Oak Park and River Forest High School is proposing that local groups using its facilities be charged a $10-per-participant fee for practice time and also charging groups when OPRF personnel are used during those times.

OPRF has being trying to fix its rental fee structure after some local groups complained that the current structure resulted in skyrocketing costs on their end. The $10 per-person charge was part of a recommended change the school proposed earlier this fall after talking with some of those groups. The high school would also waive the hourly rental charges to those groups for events.

Among the feeder groups that use OPRF’s facilities are the Little Huskies Youth Wrestling Team and Strikers soccer program. Coaches and supporters from some groups, including the Little Huskies, complained loudly and publicly about the fee structure that went into effect for the 2010-2011 school year.

Under the high school’s recommendation, the Little Huskies, for instance, would now pay roughly $2,900 for its 100 kids. That’s well below what that group coughed up last year: nearly $14,000.

After complaints were voiced at an August school board meeting, trustees directed the administration to consider changes to the fee structure. The school board in spring 2010 had revised the rental fee policy to include the higher fee structure, which was implemented last fall. But school board members admitted it wasn’t thoroughly thought out with respect to how it would impact local groups.

Cheryl Witham, OPRF’s chief financial officer, said the school modified the structure after talking with some feeder groups. But she explained that the high school incurs costs when outside groups use campus facilities and athletic fields, including overtime for staff who are needed at some of those events. She said some of the feeder groups asked for a per-participant fee similar to the Park District of Oak Park’s rental structure.

Speaking to the District 200 school board at their Sept. 27 meeting, Witham said the high school compared their fee structure with other school districts nationally, and OPRF is below the national average.

“This is the proposal that we thought mined the district’s finances [and] meets the needs of different individual groups we spoke to. Some of them aren’t complaining at all.
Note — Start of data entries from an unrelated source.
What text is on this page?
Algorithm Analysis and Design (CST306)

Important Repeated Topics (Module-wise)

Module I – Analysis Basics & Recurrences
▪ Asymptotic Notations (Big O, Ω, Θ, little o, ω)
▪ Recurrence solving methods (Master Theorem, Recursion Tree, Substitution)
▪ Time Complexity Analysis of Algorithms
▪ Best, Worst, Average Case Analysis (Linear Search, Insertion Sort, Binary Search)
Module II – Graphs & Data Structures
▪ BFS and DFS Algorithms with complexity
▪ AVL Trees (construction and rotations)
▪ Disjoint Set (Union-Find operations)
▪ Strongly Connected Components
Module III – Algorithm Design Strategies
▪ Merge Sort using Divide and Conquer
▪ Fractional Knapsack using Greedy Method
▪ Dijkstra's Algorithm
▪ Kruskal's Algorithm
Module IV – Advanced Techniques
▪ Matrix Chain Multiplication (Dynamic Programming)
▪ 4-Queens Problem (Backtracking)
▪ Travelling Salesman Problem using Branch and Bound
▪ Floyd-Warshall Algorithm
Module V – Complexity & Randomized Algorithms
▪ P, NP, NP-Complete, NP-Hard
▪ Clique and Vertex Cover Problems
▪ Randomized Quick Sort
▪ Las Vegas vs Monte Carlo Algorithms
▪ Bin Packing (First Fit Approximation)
They didn’t come to us,” she said.

Witham added that high school facilities are used year-round, and because the demand is so high, OPRF has a full-time facility rental coordinator on staff.

The school board did not take action on the recommendation on Sept. 27, but the fee is among the action items at the board’s meeting on Thursday, Oct. 13.

Amy McCormack, a school board member and co-chair of its finance committee, added that the board’s facilities rental policy needed some long-term and short-term rethinking.

“Right now, the way the policy reads, it’s really not going to address even our short-term concerns for feeder space and pricing,” she said. “But there may be a longer-term solution that we really need to explore more in greater detail.”